When you've made multiple buys at different prices, the lot you "sell" at exit is a methodology choice, not a fact. The choice changes your reported profit by thousands of dollars.
The four methods
If you bought BTC at $20k, $40k, and $60k across three separate transactions, then sold one BTC at $90k, what was your gain? It depends entirely on which buy you're matching against the sale:
- FIFO (First In, First Out). Match the sale against the oldest buy. Sale of 1 BTC at $90k against the $20k buy = $70k gain. The default in most jurisdictions, often required for retail accounts.
- LIFO (Last In, First Out). Match against the newest buy. $90k − $60k = $30k gain. Permitted in some US contexts but not all.
- HIFO (Highest In, First Out). Match against the highest-priced buy still in inventory. $90k − $60k = $30k gain. Minimises gains during a rising market.
- Specific identification. Choose which specific lot to sell at the time of sale, with documentation. The most flexible but also the most documentation-intensive.
What's allowed where
| Jurisdiction | Default | Other options | Notes |
|---|---|---|---|
| US | FIFO | Specific ID, HIFO | Specific ID requires per-lot records and consistent application |
| UK | Section 104 pool (avg) | 30-day rule + same-day rule | Not lot-based; cost basis is the running average across the “pool” |
| Canada | Adjusted Cost Base (ACB) | Identical-property rule | Running average; no specific ID |
| Germany | FIFO | None | 1-year holding qualifies for tax-free disposal |
| France | Weighted average | None | 30% flat tax (PFU) on realised gains |
| Australia | FIFO or specific ID | HIFO permitted | 50% CGT discount for holdings > 12 months |
| Singapore | N/A | N/A | No capital gains tax for individuals |
Worked example: HIFO vs FIFO during a bull cycle
Buy history: 1 BTC at $20k (year 1), 1 BTC at $40k (year 2), 1 BTC at $60k (year 3). Sell 1 BTC at $90k in year 3.

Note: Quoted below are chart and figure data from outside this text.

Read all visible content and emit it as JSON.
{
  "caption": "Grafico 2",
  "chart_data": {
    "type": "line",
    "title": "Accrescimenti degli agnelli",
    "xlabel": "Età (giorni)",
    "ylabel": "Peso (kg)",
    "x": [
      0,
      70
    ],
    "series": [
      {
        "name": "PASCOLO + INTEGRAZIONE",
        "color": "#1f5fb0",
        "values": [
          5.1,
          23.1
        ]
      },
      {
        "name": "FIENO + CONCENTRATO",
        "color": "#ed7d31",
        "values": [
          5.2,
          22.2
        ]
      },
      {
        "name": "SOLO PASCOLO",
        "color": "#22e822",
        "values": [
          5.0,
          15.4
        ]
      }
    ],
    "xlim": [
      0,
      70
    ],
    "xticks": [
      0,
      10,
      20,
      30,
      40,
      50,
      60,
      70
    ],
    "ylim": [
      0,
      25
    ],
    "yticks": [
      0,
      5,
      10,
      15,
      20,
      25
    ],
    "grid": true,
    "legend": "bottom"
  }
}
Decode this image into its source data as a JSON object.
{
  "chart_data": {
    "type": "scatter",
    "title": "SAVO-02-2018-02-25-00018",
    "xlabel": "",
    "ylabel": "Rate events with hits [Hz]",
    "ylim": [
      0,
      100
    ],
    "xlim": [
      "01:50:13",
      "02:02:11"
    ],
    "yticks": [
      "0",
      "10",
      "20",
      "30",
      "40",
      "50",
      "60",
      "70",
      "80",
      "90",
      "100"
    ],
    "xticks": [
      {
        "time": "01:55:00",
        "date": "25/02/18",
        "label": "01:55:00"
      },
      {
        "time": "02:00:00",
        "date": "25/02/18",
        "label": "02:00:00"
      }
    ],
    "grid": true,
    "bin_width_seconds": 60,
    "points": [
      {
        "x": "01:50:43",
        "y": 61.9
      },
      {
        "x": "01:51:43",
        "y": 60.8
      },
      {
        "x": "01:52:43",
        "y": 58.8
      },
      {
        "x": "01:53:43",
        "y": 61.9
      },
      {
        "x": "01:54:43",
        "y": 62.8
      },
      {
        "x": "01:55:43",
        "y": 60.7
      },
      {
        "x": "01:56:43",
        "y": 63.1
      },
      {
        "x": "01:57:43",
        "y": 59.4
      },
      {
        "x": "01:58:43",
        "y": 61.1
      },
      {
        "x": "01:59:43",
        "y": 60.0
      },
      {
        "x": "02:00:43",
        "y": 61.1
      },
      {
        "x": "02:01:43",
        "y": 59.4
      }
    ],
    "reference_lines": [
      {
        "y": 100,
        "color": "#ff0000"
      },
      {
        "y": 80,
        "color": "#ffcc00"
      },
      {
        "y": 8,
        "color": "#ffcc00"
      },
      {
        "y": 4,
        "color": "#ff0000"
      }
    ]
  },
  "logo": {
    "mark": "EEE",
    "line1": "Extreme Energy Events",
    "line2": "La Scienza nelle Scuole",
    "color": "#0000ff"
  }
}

- FIFO: $90k − $20k = $70k gain. Long-term (3 years), US LT rate ~15 %, tax = $10,500.
- HIFO: $90k − $60k = $30k gain. Short-term (held < 1 year on the $60k lot), US ST rate ~24 %, tax = $7,200.
HIFO produces the lower tax bill in this case but at the cost of disposing of the more recent lots first — which leaves the older, lower-cost lots in inventory for future sales (where the gain would be larger). The net cumulative tax over the full cycle is approximately equal across methods; the difference is timing.
Implementation reality
Specific identification on a busy DeFi-trading wallet is essentially impossible to do manually. Most retail traders end up using FIFO by default because that's what their tax software supports without complex configuration. CoinTracker, Koinly, and TaxBit all support FIFO, HIFO, and (with manual lot tagging) specific ID.
The calculator on this site does not implement cost-basis matching; it computes a single trade in isolation. For multi-lot tax reporting you need full transaction history and dedicated software.